"What is clear is Beijing's direction of travel. They need Hong Kong brought to book. They need to eliminate opposition. They need to intensify the integration of the city and that obviously represents a fundamental clash with the liberal democratic values that many Hongkongers uphold but is also the core of the Hong Kong system.
"Autonomy and 'Two Systems' was designed to protect Hong Kong from the capricious legal and political system of the mainland. As mainland becomes more and more assertive, the risks to the Hong Kong system as we know it continue to rise," Bland said.
At stake is Hong Kong's future as a global financial center and base for multinational corporate entities with business in Asia and China. The American Chamber of Commerce in Hong Kong recently expressed opposition to the government's determination to rush the bill through parliament, adding that it put at risk Hong Kong's reputation for rule of law.

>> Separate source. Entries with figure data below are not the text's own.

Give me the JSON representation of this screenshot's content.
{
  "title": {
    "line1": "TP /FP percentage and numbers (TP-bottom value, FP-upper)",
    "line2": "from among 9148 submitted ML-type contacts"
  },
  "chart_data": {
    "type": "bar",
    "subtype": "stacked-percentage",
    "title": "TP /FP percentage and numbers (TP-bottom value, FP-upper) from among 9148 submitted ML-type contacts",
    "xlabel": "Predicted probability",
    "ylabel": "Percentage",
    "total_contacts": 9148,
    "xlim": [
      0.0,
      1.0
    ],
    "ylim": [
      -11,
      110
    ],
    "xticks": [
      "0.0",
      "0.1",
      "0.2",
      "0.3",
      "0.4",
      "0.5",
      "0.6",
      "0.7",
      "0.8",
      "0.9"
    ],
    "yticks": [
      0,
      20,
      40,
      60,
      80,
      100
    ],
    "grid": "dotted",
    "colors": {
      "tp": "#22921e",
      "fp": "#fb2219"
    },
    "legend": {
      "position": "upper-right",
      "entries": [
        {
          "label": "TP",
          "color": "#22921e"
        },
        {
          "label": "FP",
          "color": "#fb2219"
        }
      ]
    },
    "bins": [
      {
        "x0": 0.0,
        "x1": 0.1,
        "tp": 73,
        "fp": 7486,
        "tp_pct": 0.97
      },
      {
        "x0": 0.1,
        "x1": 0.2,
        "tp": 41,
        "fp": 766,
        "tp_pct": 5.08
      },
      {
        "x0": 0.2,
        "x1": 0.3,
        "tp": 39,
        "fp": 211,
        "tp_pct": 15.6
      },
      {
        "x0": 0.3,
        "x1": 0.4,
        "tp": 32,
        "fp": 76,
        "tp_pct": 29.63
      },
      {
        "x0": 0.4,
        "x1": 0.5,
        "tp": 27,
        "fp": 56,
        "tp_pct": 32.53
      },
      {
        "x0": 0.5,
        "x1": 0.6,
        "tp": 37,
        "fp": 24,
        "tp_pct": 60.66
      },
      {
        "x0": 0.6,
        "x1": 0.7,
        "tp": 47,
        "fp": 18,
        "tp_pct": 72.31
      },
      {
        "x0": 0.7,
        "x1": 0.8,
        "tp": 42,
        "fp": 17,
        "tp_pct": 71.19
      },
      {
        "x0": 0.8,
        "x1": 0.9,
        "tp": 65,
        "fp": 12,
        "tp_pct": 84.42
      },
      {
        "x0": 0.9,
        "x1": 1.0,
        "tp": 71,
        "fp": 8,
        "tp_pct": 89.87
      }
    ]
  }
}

The new bill raises fears that Hong Kong citizens, foreigners living in Hong Kong and even people passing through Hong Kong's airport could be arrested and sent to mainland China, where critics say the legal system fails to guarantee a fair trial.
Many countries, including the U.S., do not allow extradition to China because its legal system -- which is under Communist Party control and has a conviction of more than 99% -- lacks ordinary legal protections designed to guarantee a fair trial. Human Rights Watch has reported torture and disappearances of suspects into detention centers for months without charge and no access to lawyers or family.
In one recent example, New Zealand's Court of Appeal on Tuesday ruled against the extradition to China of Kyung Yup Kim, accused of murder by Chinese authorities, ruling that the New Zealand government reassess serious human rights concerns in China, including the right to a fair trial and the use of torture.
Joseph Cheng Yu-shek, a pro-democracy activist and former chair of the political science department at City University Hong Kong, said in an interview that many Hongkongers did not trust China's legal system because it was controlled by the Communists.
He said many people participating in Sunday's mass rally feared it could be the last time such a gathering was allowed, because of growing Chinese pressure on rights.
"There's a sense of pessimism here. I think the vast majority of people here knew that even if we marched and even if there was a big turnout we probably would not be able to change the decision of the government and the decision of Beijing."
"Certainly people are very angry. More than a million people came out to march and the government would not make any change. The pessimistic view is that you have to make a decision: Either you go, emigrate or you keep quiet."